Rénover « bas carbone », signifie ensuite d’enclencher tous les leviers visant à améliorer le patrimoine bâti existant. Nous savons que les trois quarts du patrimoine de 2050 existent déjà. Il s’agit là d’un enjeu essentiel : les technologies et méthodes de rénovation doivent être améliorées et rendues moins coûteuses. L’efficacité énergétique ne suffira pas à assurer la neutralité carbone, il faudra obtenir la neutralité de l’énergie consommée : pompes à chaleur adossées à une électricité décarbonée, chaleur renouvelable notamment dans les réseaux de chaleur, bois-énergie, géothermie, biogaz... autant de sujets qui font notre quotidien au sein du groupe EDF.

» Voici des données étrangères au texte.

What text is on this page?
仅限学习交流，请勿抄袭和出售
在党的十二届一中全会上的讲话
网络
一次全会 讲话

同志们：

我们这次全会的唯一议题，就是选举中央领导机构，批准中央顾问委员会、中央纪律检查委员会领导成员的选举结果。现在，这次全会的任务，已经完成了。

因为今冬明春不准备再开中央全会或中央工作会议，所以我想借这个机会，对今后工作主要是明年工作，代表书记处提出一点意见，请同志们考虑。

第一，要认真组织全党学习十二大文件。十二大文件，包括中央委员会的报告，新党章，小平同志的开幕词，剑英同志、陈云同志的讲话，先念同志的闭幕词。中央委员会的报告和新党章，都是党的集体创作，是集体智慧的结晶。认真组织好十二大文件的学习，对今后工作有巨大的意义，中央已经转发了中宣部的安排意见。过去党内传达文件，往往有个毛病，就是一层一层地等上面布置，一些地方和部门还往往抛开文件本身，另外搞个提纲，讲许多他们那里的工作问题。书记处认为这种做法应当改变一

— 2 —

Ancrer le « bas carbone » au quotidien, c’est enfin trouver une gestion énergétique du patrimoine et offrir aux habitants des services nouveaux et innovants pour une performance énergétique de tous les jours. N’oublions jamais que dans chaque construction résideront, au quotidien, des femmes et des hommes !

Faciliter la gestion administrative des charges énergétiques, conclure des contrats modulables sur des durées adaptées, garantir la consommation de la juste quantité d’énergie avec un approvisionnement sécurisé, simplifier l’ouverture du contrat d’énergie pour un nouvel occupant avec des outils de suivi et de pilotage de la consommation, et bien sûr, apporter des solutions aux occupants en situation de précarité... en voici des réponses à apporter.

Parmi les projets qui s’inscrivent dans cette logique « bas carbone », je pourrais citer le programme Ydeal Confluence à Lyon, pour lequel les équipes du groupe EDF ont été mobilisées.

D’ici la fin de l’année, cinq bâtiments totalisant 12 000 m2 accueilleront une centaine de logements, une résidence étudiante, des bureaux, des commerces et une crèche… et intégreront une installation photovoltaïque en autoconsommation collective. Là où le taux de couverture plafonne généralement autour de 20%, l’ambition est de satisfaire jusqu’à 50% des besoins avec l’énergie solaire.

Quel serait pour vous le mot clé des prochaines années en matière d’aménagement ? Le « bas carbone » ?

Jean-Pierre Frémont – Oui, pour nous, le « bas carbone » doit entrer dans le vocabulaire de l’aménagement, de la construction, de la ville… Mais ce n’est pas qu’une affaire de mot, c’est aussi une question de responsabilité : nous avons la responsabilité de réduire nos émissions de gaz à effet de serre pour préparer un avenir soutenable.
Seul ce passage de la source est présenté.